Des menaces qui n’ont pas été prises au sérieux quand des plaintes ont été logées.
En parallèle, un exemple démontrant que cette violence virtuelle peut cruellement trouver écho dans la réalité : celui de la jeune Rehtaeh Parsons, qui s’est suicidée après une agression sexuelle qui a été doublée d’une vague de cyberintimidation.
Analyses éclairantes et effrayantes
À travers ces témoignages on ne peut plus concrets de victimes qui gardent la tête haute, des avis d’experts, dont celui de la sœur du fondateur de Facebook, Donna Zuckerberg, qui ne se gêne pas pour montrer du doigt les réseaux sociaux dans cette montée de haine et de misogynie.
Des analyse éclairantes, mais aussi souvent effrayantes.
Parce qu’il est là le point de vue des réalisatrices Léa Clermont-Dion et Guylaine Maroist, qui présentent leur documentaire comme un suspense psychologique, comme une sorte de film d’horreur.

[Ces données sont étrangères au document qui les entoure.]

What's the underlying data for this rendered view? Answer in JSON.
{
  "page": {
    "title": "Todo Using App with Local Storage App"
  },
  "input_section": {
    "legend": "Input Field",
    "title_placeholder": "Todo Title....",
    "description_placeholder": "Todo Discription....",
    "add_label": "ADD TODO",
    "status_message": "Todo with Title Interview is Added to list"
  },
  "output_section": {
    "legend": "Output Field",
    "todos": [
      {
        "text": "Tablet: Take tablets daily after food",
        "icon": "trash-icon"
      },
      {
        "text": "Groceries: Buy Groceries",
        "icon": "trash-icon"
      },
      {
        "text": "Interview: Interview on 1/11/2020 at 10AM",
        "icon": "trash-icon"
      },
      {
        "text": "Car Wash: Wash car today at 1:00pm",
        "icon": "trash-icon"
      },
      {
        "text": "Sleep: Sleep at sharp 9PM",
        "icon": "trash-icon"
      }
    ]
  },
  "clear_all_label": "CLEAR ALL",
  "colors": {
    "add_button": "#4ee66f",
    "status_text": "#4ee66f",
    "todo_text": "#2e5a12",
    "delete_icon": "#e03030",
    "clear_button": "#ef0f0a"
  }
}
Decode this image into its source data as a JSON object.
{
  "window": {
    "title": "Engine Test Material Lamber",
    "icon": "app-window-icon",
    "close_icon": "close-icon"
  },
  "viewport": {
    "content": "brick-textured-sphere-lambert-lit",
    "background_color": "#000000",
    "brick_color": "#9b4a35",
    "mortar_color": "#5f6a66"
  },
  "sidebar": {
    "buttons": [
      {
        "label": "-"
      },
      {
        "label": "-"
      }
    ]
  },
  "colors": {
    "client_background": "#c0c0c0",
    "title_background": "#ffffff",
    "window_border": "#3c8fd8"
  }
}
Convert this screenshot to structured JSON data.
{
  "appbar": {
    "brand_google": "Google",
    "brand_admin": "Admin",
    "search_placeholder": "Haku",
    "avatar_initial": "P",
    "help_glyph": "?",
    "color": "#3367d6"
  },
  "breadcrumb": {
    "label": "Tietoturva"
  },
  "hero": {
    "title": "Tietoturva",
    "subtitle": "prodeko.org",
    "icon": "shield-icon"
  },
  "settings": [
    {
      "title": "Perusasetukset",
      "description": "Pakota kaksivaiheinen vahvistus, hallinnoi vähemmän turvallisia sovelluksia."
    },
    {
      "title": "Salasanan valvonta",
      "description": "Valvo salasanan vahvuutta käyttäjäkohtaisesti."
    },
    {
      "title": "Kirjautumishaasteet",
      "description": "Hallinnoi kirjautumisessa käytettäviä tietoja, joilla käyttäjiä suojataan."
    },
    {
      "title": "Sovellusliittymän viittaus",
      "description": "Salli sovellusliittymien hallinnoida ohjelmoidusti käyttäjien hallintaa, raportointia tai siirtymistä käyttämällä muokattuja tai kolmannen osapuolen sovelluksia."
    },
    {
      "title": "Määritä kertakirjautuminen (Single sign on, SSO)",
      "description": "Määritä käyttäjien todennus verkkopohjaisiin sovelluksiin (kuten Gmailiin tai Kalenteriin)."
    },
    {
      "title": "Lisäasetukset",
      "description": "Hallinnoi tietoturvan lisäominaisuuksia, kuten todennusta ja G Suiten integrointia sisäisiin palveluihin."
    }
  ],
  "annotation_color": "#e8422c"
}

C’est appuyé par la musique qui se fait souvent anxiogène. Par ces messages dégradants (voire carrément dégueulasses) qui sont mitraillés à l’écran. Par ces images d’archives qui ont de quoi glacer le sang.
Un montage dynamique vient captiver le spectateur en même temps qu’il le fouette.
On ressort de ce documentaire avec un sentiment d’urgence : on doit parler de ce fléau et il faut que ça cesse.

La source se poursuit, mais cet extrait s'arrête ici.